Arthur Schopenhauer war nicht der erste, ist aber ein bis heute prominenter Vertreter der These, vom Nichts in einem absoluten Sinn lasse sich überhaupt nicht sprechen. Im bekannten Schlusskapitel zum ersten Band seines Hauptwerks „Die Welt als Wille und Vorstellung“ hat Schopenhauer betont, „daß der Begriff des Nichts wesentlich relativ ist und immer sich nur auf ein bestimmtes Etwas bezieht, welches er negiert.“[12]
Sollte also jemand vom Tisch aufstehen, den Spaten nehmen und mit den Worten in den Garten gehen „Ich grabe jetzt ein Loch“, dann können alle Umstehenden den unabdingbaren, zweckgerichteten Anschluss ergänzen, „… um einen Baum zu pflanzen“. Als relationale Gebilde sind Löcher Mittel zum Zweck. Wir buddeln Löcher.
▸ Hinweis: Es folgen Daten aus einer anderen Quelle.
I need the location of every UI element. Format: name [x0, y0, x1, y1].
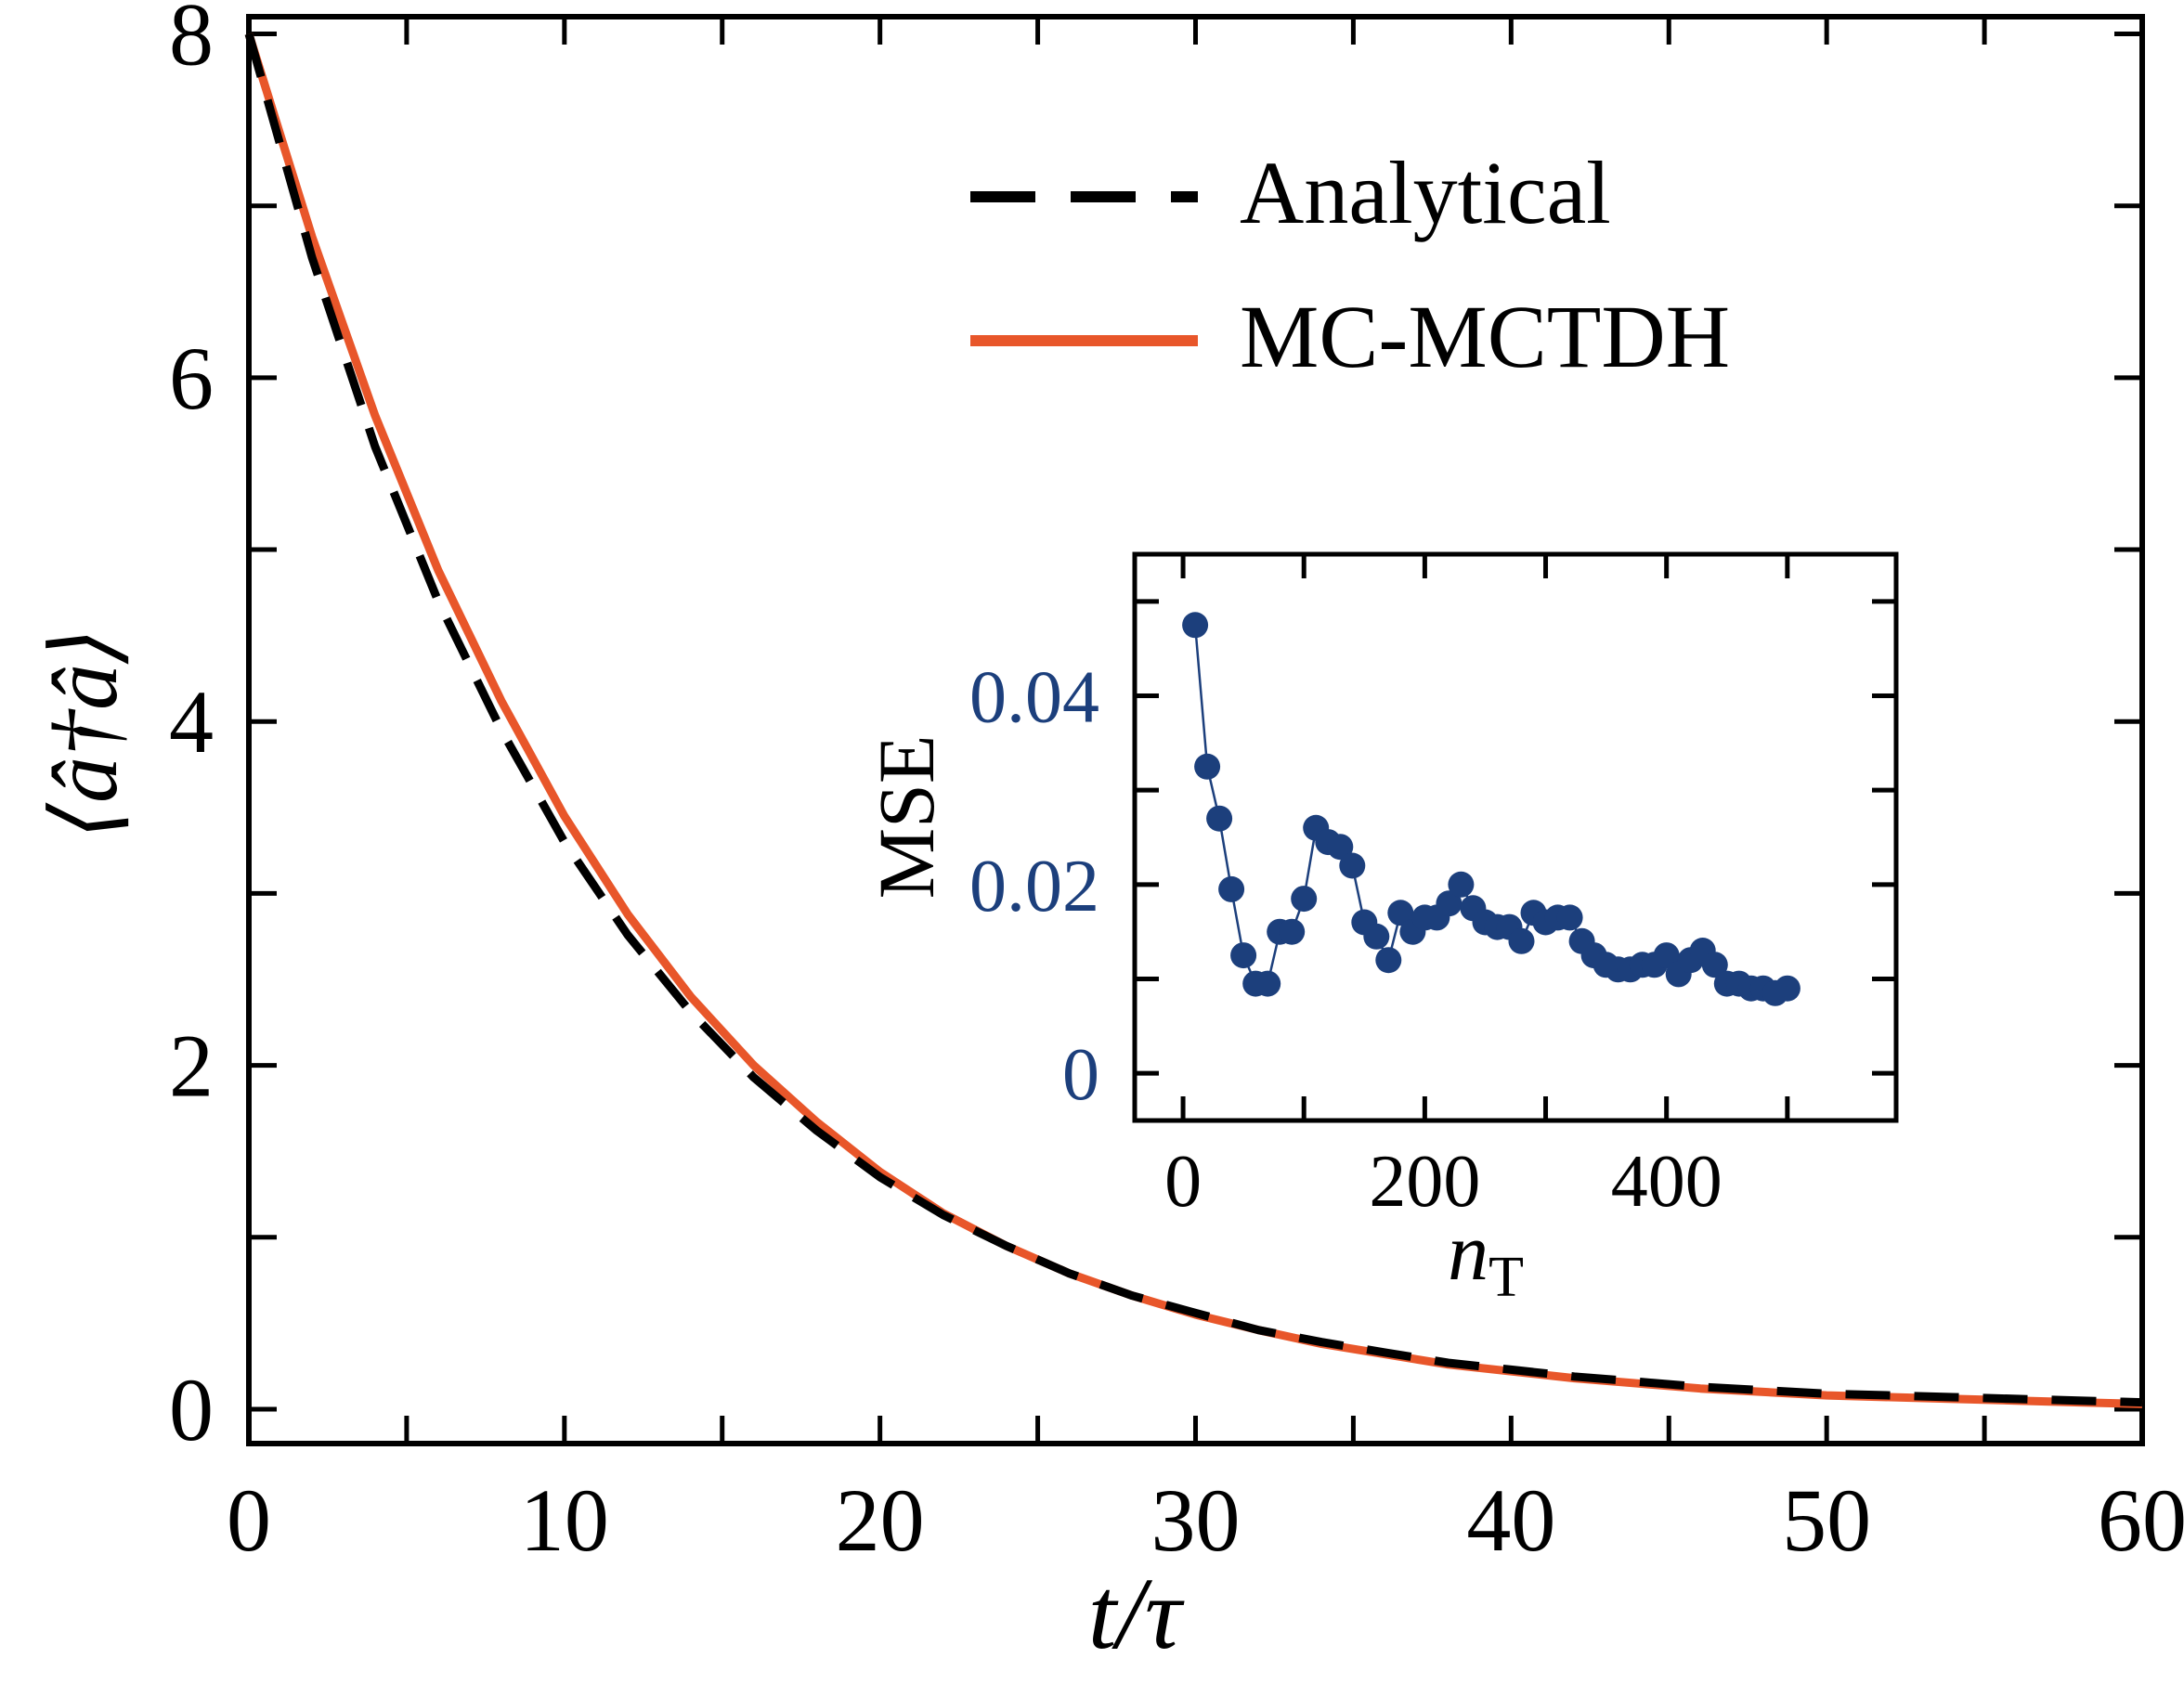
main-x-tick-label: 60 [2098, 1470, 2184, 1570]
inset-data-point [1448, 871, 1475, 898]
inset-x-tick-label: 400 [1611, 1141, 1722, 1223]
inset-data-point [1339, 852, 1366, 879]
inset-data-point [1387, 900, 1414, 926]
legend-label-analytical: Analytical [1240, 143, 1611, 242]
inset-data-point [1182, 612, 1209, 639]
y-axis-title: ⟨â†â⟩ [33, 628, 136, 839]
main-axis-ticks [246, 17, 2145, 1444]
inset-data-point [1363, 923, 1390, 950]
series-line-analytical [244, 32, 2143, 1407]
inset-data-point [1436, 890, 1462, 917]
inset-tick-labels: 0 200 400 0 0.02 0.04 [969, 657, 1722, 1224]
main-x-tick-label: 0 [227, 1470, 271, 1570]
main-x-tick-label: 30 [1151, 1470, 1241, 1570]
inset-data-point [1194, 753, 1221, 780]
inset-x-tick-label: 0 [1164, 1141, 1202, 1223]
inset-data-point [1701, 952, 1728, 978]
inset-background [1135, 554, 1896, 1121]
main-plot: 0 2 4 6 8 0 10 20 30 40 50 60 t/τ ⟨â†â⟩ Analytical … [33, 0, 2184, 1670]
inset-data-point [1327, 834, 1354, 861]
legend-label-mc-mctdh: MC-MCTDH [1240, 287, 1730, 386]
inset-axis-ticks [1135, 554, 1896, 1121]
main-y-tick-label: 2 [169, 1017, 214, 1116]
legend: Analytical MC-MCTDH [970, 143, 1730, 386]
inset-plot: 0 200 400 0 0.02 0.04 nT MSE [862, 551, 1899, 1309]
inset-data-point [1556, 904, 1583, 931]
inset-y-tick-label: 0.02 [969, 846, 1099, 927]
main-x-tick-label: 20 [836, 1470, 925, 1570]
inset-x-axis-title-main: n [1448, 1208, 1488, 1298]
main-x-tick-label: 40 [1466, 1470, 1555, 1570]
inset-data-point [1375, 947, 1402, 974]
inset-x-axis-title: nT [1448, 1208, 1524, 1309]
main-y-tick-label: 0 [169, 1360, 214, 1459]
inset-data-point [1291, 886, 1318, 913]
main-x-tick-label: 10 [520, 1470, 609, 1570]
inset-data-point [1279, 918, 1306, 945]
inset-y-axis-title: MSE [862, 735, 951, 900]
inset-data-point [1254, 970, 1281, 997]
main-tick-labels: 0 2 4 6 8 0 10 20 30 40 50 60 [169, 0, 2184, 1570]
inset-data-point [1230, 942, 1257, 969]
main-y-tick-label: 8 [169, 0, 214, 84]
inset-data-point [1653, 942, 1680, 969]
inset-data-point [1508, 927, 1535, 954]
inset-data-point [1206, 805, 1233, 832]
main-y-tick-label: 6 [169, 329, 214, 428]
inset-x-tick-label: 200 [1369, 1141, 1480, 1223]
main-series-group [244, 32, 2143, 1408]
x-axis-title: t/τ [1088, 1557, 1185, 1670]
inset-frame [1132, 551, 1899, 1123]
inset-y-tick-label: 0.04 [969, 657, 1099, 739]
main-y-tick-label: 4 [169, 672, 214, 771]
inset-data-point [1218, 875, 1245, 902]
main-x-tick-label: 50 [1782, 1470, 1871, 1570]
inset-data-point [1774, 975, 1800, 1002]
inset-y-tick-label: 0 [1062, 1034, 1099, 1116]
inset-series-group [1182, 612, 1800, 1006]
inset-x-axis-title-subscript: T [1488, 1246, 1524, 1309]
Und danach möchten wir sie eigentlich gerne vergessen. Aber den Gefallen tun uns diese Aussparungen nicht. Sie sind und sie bleiben Teil unserer Ver-Wirklichungen, selbst wenn wir auf den Schacht einen Deckel legen, den Dübel in der Wand verschrauben, die Hautwunde mit einem Pflaster beruhigen.
Zur menschlichen Fähigkeit, etwas erschaffen zu können, gehört auch die Erschaffung von Leerstellen. Aber als Lücken drängen sich diese Aufsprengungen, Ausschnitte und Auslassungen immer erst dann auf, wenn sich ihre Funktionalität erledigt hat, wenn die Bodenschätze ausgebeutet und die Brunnen ausgetrocknet sind. Dann ist da auf einmal nur noch ein Loch. Obwohl diese Leerstelle ja selbst als Nur-noch-Loch niemals frei von Bezugnahmen sein wird, sondern über das Loch-Sein hinaus immer auch störend, gefährlich, befreiend, beängstigend, erhellend und vieles andere mehr ist.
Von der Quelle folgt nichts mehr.